Not when he’s putting on a show.

“I can’t decide,” he muses, “if you’re very brave or very stupid.”

“I guess we’ll find out.” One eye swelling steadily shut, Asher peers up at Lys. “ You’re the guy who has everyone around here so scared? You’re a little scrawny for a devil.”

A rustle goes through the crowd. Lys’s smile isn’t friendly.

“You’re funny.”

Asher doesn’t smile back. “I can be.”

“We’ll see how long that lasts.” Lys drops into a squat, elbows braced over his knees. With his hands inked in blackwork bones, he looks positively skeletal in the firelight. A nightmare from the forest deep. “Let’s try this one more time. Tell me who sent you.”

“No one.” Asher shifts as best he can, restrained by his bindings. “I’m not acting on anyone’s orders, I came on my own.”

Lys’s head tips to the side. “That makes you a fugitive.”

“It does.”

“I’ve seen what the watch does to deserters. It’s not pretty.”

“It isn’t.”

“You won’t survive being caught.”

“I won’t.”

“And yet here you are anyway.” Lys rises to his feet, cuffing the sleeves of his jacket. “Highly unusual behavior for a watchdog. You can’t blame me for not believing you. Hit him again.”

A figure breaks away from the crowd. A Mercy Boy, his eyes overeager. He makes his way toward Asher, popping already bloodied knuckles against the flat of his palm. On his knees, Asher braces himself for another blow.

Shea knows better than to intervene. She knows Asher is only in this situation because of his own obstinance. He’d threatened her to bring him here. He’d ignored her instructions to wait out of sight. But the way Lys is looking down at him makes her feel accountable.

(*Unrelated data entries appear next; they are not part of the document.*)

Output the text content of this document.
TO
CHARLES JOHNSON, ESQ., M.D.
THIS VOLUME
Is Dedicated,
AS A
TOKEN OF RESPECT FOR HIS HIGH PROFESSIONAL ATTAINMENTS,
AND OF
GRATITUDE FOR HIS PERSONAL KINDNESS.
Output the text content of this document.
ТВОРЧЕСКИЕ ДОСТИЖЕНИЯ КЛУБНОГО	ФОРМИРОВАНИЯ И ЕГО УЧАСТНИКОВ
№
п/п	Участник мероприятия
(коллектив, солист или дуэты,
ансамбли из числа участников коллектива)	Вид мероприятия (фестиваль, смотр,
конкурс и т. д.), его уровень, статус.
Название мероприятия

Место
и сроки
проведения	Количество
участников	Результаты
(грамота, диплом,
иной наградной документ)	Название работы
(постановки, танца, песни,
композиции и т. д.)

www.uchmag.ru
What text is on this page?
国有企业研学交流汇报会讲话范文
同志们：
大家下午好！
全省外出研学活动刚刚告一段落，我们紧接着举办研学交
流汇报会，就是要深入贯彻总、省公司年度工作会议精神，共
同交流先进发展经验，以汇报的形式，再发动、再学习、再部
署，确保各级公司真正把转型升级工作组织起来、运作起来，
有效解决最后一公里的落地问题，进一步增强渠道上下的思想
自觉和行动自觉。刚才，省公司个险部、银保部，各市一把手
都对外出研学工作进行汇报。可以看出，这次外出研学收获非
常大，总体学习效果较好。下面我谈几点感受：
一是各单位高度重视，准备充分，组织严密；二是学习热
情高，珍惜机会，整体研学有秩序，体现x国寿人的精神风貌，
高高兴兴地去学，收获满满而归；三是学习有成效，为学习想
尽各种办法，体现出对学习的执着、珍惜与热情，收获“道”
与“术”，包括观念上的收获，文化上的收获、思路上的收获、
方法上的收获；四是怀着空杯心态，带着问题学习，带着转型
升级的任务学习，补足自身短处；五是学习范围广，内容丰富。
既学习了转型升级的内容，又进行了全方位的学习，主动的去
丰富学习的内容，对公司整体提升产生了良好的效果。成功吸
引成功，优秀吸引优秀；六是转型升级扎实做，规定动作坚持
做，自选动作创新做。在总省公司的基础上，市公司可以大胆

And so, she steps out into the circle, breaking from the crowd.

“He’s telling the truth.” Her voice draws every glittering eye in the room. Lys’s stare is hard enough to pit her stomach. “Don’t hurt him.”

The ensuing silence rings like a struck bell. Nobody moves. Nobody breathes. Lit from behind, Lys looks less like a boy and more like a god. Ageless and imposing, the lines of him sharp enough to impale. He says nothing. Does nothing. He only stares right at her, haughty and cold.

She can’t look away, even now, when she wants to be furious with him. She’s drawn to him—so thoroughly captivated that she can no longer discern what’s natural and what’s chemical. Which feelings are a byproduct of her own brain, and which are a lingering effect of the feed.

She thinks of Cyrus’s sneering face, his threat in the ballroom: He doesn’t like you, Parker. This is just how he hunts.

Upon the hearth, the last of the embers cool to black.

There’s no light left in Lys at all.

“Everyone out,” he orders. “I’d prefer to continue this meeting in private.”